Trading hours: normal today, no night session trading tonight or Thursday night, closed Thursday, then open Friday from 8:30 AM to 12:05 PM CT. Friday is first notice day and current December registrations: 80 corn, 34 SRW wheat, 176 HRW wheat.
Fresh news remains limited with little change from yesterday. Markets continue watching US-China trade headlines and South American weather. Purchase announcements for Chinese beans could occur on Friday, with markets closed on Thursday. China continues to operate as they did not acknowledge our holiday. Meanwhile, a major Midwest winter storm is set to tighten already firm cash markets even further.
Live and feeder cattle trading yesterday presented another standard $10 died 00 trading range for January feeders, with live cattle closing slightly lower. The bigger picture of the Lexington, Nebraska, plant closing is that plant utilization is at 80% and will likely grow to 90% as we eventually see another plant close.
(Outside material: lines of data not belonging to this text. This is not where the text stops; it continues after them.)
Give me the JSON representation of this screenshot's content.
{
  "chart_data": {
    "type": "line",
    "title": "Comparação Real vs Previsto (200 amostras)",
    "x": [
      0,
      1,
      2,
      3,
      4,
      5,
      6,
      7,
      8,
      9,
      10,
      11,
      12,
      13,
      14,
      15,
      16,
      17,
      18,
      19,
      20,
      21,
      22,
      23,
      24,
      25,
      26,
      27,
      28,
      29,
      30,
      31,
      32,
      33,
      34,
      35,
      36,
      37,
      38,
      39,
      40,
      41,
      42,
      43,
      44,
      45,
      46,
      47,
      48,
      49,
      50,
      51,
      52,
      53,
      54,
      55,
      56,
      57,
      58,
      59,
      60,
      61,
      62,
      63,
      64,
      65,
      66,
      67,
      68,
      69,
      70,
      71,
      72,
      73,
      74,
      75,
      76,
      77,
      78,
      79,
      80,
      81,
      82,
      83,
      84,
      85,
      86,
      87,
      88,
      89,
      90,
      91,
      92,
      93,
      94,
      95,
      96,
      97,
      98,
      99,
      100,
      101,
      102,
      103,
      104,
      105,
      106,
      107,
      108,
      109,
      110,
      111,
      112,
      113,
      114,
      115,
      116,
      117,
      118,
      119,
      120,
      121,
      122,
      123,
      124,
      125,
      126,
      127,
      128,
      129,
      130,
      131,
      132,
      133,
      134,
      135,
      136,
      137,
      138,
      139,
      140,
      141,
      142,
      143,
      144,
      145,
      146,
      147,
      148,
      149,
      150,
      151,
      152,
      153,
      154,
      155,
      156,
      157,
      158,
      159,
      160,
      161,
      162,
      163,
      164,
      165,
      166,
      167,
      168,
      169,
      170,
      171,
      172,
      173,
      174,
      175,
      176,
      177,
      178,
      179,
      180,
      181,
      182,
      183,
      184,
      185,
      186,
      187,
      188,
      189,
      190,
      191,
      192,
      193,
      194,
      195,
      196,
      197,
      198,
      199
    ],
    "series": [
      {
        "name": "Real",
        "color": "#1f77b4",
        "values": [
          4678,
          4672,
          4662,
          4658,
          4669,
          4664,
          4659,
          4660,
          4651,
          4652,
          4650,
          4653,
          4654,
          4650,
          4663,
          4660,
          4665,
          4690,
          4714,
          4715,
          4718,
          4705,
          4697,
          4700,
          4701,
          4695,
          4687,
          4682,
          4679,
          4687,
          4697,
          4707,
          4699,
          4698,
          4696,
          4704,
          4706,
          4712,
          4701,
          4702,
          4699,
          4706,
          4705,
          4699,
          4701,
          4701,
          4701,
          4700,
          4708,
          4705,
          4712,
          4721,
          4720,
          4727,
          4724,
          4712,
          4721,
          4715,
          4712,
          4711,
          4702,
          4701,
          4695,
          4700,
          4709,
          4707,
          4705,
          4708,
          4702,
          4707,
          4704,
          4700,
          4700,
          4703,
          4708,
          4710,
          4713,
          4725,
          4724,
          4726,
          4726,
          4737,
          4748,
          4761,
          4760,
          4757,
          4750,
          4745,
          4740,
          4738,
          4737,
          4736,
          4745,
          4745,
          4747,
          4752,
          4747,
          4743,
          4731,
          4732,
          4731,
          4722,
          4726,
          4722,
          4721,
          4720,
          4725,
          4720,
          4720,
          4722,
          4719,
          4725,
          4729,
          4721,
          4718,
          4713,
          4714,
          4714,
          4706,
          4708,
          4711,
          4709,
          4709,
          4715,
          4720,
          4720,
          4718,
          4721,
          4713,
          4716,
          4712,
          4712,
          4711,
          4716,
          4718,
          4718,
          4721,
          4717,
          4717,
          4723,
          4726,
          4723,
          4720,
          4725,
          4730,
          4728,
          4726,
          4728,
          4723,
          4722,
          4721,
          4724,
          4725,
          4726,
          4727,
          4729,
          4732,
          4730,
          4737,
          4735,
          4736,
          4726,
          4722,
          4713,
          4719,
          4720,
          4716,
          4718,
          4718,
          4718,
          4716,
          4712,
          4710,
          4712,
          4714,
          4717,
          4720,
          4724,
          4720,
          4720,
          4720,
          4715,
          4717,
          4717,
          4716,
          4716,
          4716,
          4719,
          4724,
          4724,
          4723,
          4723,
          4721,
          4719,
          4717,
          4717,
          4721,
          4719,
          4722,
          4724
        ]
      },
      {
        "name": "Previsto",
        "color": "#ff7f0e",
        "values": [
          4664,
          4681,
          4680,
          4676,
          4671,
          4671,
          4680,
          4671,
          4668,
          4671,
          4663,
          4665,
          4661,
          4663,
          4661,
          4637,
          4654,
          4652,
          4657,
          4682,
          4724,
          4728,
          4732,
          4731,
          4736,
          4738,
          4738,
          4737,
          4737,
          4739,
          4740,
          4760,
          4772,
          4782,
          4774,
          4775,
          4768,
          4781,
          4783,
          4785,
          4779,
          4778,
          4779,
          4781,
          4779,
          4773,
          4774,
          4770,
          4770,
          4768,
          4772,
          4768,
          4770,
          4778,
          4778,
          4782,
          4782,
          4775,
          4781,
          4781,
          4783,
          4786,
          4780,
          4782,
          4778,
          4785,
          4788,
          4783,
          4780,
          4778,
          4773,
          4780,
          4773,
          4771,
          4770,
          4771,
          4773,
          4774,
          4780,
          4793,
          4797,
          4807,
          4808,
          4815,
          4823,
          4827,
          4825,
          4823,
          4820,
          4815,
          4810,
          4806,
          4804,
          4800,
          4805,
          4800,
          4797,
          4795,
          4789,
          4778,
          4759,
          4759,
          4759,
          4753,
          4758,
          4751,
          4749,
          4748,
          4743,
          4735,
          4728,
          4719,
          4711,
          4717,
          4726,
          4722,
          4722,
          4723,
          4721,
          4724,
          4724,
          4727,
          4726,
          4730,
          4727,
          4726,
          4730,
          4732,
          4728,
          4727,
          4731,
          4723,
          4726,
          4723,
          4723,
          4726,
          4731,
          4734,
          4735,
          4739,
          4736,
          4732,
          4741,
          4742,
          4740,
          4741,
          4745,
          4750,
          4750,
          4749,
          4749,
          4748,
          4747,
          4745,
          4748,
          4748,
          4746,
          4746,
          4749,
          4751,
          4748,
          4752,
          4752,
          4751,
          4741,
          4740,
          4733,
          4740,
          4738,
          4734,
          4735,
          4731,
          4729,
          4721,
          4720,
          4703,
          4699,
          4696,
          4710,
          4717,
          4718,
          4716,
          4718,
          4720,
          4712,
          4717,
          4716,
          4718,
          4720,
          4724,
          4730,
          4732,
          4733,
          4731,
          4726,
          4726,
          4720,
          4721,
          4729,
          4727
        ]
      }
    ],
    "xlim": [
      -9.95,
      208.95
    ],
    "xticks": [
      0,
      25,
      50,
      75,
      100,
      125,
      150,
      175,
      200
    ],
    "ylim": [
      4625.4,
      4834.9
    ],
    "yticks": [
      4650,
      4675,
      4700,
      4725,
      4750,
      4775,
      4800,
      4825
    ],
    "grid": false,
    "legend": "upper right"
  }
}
The cash feeder index is off $4.41 at $331.97 and is still substantially above the January feeder cattle contract. Negotiated cash cattle trade got underway yesterday with feedlots in the north seeing Iowa down $ $8 at $216. Nebraska was quoted at $209-210, $7-8 lower than the previous price. The South is quoted at $220 with no sales yet. Yesterday, the box beef had a choice off $0.40, and the select picked up $0.40.
Look for February cattle to find support in the 204-206 range, while January feeder cattle have found stability near 300. Upside potential for a recovery exists into the end of the year, with significant discounts to the cash trade being supportive.